Ratings for pedestrian walkways, ease of travel to work, bike lanes, and public transportation were not among the lowest scores, but they were clearly weaker than those for most services. Satisfaction was lowest for alternatives to driving.
These results suggest that traffic frustration isn’t only about congestion. It’s also about limited options. As Holly Springs grows, residents are increasingly aware that most trips still require a car, and alternatives haven’t kept pace.
This cluster of middle-tier transportation scores helps explain why traffic feels so personal and persistent.
Code enforcement and development processes feel uneven, not absent
Several questions related to code enforcement and development processes also landed squarely in the middle.
Satisfaction with the enforcement of property maintenance, signage, and debris cleanup hovered around the midpoint, with notable variation. Similarly, ratings for development services, customer service, and access to development information declined since 2023 but did not fall to the lowest levels of the survey.
These are not signs of systems failing outright. They are signs of inconsistency.
For residents, uneven experiences can be just as frustrating as poor performance. When similar situations appear to receive different treatment, confidence erodes quietly.
The survey suggests this erosion is underway, but not complete.
The middle is where expectations are still forming
What makes these middle-tier questions so important is that they are not fixed opinions.
Residents aren’t rallying around them yet. They aren’t voting them down either. They are watching, waiting, and deciding.
Historically, this is where issues either stabilize or slide. If uncertainty is addressed with clarity, explanation, and visible follow-through, it often fades.
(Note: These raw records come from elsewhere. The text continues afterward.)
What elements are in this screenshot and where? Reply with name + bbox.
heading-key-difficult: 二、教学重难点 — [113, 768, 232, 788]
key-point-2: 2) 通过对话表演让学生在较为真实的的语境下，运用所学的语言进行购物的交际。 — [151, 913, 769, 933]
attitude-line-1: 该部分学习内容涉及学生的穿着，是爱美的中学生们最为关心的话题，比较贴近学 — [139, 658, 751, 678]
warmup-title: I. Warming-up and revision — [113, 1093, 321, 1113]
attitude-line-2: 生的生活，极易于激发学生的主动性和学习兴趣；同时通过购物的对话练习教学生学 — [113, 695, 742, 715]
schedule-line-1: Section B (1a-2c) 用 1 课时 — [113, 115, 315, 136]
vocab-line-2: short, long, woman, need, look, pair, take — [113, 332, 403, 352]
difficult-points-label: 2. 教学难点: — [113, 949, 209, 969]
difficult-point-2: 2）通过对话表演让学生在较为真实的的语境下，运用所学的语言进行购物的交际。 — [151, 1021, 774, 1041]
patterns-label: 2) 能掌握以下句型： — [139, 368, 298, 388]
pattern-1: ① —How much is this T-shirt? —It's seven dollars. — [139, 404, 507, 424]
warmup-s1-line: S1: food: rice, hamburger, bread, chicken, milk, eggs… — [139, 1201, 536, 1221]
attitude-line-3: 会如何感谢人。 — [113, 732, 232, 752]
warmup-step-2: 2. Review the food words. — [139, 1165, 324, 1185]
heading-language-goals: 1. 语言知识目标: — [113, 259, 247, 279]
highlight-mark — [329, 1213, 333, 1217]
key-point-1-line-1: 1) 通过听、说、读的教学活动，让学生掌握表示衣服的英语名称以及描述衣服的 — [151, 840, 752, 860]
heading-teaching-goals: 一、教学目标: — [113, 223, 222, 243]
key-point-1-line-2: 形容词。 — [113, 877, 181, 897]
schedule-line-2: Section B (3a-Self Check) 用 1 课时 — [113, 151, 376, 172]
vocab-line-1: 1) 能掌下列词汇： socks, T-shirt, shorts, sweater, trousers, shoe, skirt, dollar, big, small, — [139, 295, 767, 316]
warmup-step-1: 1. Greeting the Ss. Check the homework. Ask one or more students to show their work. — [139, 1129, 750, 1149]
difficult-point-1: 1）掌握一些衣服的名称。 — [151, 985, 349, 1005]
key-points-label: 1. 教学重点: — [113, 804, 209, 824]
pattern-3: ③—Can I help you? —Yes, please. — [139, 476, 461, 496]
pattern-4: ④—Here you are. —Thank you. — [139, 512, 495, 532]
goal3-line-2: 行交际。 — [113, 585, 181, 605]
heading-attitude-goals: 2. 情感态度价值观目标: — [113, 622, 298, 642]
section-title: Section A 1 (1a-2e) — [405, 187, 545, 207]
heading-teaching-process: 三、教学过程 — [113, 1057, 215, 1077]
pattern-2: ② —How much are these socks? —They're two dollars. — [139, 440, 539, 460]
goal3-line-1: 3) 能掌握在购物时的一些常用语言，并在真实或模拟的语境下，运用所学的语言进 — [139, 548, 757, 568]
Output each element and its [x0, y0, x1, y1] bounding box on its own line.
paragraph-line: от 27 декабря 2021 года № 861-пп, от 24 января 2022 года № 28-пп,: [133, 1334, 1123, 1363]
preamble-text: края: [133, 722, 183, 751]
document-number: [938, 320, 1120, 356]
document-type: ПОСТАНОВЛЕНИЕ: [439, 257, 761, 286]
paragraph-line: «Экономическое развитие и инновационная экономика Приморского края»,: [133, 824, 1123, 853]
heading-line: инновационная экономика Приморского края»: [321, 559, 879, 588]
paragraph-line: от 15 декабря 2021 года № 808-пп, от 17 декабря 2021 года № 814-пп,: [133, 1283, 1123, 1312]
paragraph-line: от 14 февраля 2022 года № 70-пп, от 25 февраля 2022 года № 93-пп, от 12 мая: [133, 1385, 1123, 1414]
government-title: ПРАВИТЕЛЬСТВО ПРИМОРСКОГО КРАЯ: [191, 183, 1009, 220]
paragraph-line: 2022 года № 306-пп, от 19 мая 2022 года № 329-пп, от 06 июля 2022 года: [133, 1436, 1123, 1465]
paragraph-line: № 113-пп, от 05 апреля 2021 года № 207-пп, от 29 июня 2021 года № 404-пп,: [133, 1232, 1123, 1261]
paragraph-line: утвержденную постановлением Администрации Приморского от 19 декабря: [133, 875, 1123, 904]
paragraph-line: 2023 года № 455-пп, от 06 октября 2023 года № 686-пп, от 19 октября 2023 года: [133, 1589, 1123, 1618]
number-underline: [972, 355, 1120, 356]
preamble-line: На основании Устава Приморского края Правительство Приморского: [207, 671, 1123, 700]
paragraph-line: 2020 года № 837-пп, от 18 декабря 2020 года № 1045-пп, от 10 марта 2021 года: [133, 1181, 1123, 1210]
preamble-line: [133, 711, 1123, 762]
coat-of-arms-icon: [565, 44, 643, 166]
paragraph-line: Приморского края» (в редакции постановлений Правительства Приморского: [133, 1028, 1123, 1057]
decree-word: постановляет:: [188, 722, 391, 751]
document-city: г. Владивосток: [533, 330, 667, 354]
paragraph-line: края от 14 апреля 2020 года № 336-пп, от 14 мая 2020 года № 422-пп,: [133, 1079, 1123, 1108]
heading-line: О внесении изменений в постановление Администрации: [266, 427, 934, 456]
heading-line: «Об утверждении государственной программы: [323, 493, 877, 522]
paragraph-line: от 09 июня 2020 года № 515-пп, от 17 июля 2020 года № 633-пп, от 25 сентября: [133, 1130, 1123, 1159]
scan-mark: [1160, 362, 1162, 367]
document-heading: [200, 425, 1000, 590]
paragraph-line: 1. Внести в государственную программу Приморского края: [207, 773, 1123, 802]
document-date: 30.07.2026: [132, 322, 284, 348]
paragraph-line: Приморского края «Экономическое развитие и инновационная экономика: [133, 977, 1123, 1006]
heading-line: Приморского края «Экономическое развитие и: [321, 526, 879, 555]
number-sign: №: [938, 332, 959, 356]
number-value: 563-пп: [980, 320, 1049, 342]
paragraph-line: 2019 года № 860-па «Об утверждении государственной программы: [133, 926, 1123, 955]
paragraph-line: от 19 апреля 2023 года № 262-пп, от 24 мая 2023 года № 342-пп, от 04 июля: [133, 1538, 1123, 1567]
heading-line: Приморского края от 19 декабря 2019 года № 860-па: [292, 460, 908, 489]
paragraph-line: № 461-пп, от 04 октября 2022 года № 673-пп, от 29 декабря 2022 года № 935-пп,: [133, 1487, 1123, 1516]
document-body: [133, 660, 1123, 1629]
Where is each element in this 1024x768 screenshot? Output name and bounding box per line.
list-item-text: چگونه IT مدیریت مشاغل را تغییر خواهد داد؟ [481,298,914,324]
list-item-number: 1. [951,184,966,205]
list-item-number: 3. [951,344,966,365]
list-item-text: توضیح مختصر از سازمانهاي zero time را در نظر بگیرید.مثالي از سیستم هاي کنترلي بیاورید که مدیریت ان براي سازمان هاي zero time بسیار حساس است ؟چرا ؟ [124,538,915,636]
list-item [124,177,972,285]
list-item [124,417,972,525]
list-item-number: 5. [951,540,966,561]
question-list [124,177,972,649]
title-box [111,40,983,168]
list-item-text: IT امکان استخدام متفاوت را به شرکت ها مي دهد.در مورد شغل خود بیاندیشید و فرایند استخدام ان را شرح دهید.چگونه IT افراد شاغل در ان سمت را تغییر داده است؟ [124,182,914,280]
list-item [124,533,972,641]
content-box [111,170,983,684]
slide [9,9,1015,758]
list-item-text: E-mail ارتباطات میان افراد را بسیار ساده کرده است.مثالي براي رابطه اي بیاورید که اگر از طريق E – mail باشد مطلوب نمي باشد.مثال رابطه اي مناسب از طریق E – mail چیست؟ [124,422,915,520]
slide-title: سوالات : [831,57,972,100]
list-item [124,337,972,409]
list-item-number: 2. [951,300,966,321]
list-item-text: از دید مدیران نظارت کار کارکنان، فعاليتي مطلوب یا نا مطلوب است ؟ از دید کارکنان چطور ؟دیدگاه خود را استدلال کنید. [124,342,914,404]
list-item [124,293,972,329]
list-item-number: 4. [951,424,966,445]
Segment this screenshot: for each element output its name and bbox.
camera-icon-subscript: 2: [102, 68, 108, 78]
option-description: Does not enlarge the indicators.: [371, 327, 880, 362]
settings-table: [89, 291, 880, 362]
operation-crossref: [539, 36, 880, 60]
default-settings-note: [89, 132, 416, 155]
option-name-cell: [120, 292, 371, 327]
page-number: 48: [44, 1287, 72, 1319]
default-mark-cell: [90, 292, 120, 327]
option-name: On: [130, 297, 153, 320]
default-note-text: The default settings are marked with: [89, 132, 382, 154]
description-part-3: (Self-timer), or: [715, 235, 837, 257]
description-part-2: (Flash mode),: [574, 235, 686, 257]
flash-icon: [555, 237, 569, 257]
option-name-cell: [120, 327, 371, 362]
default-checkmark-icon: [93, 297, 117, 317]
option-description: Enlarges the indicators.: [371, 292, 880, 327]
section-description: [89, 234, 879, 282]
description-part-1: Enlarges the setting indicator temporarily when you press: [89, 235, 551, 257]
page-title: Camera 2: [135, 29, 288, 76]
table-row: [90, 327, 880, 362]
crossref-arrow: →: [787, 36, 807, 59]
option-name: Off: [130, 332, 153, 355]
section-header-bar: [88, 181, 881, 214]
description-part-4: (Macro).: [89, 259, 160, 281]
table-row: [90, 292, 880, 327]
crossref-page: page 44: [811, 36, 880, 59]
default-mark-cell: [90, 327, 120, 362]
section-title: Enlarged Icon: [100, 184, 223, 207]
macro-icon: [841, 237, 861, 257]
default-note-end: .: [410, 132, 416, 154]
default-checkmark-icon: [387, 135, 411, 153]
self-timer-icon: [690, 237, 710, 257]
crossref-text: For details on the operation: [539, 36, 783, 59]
If it isn’t, it tends to harden into dissatisfaction in future surveys.
That makes the middle the most actionable part of the data.
What this means for Holly Springs, and for readers
Taken together, the middle of the survey tells a quieter story than the top or bottom results, but no less important.
Holly Springs residents largely trust the Town to run services well. They feel safe. They value parks, neighborhoods, and community life. At the same time, they are less certain about direction, governance, consistency, and how growth decisions add up over time.
These are not signs of a town in trouble. They are signs of a town at a decision point.
For residents, the middle represents the stage at which questions remain open.
For leaders, it’s where trust can still be built.
HSU will continue examining these middle-ground issues in future coverage, focusing on how decisions are made, how information flows, and how today’s choices shape tomorrow’s Holly Springs.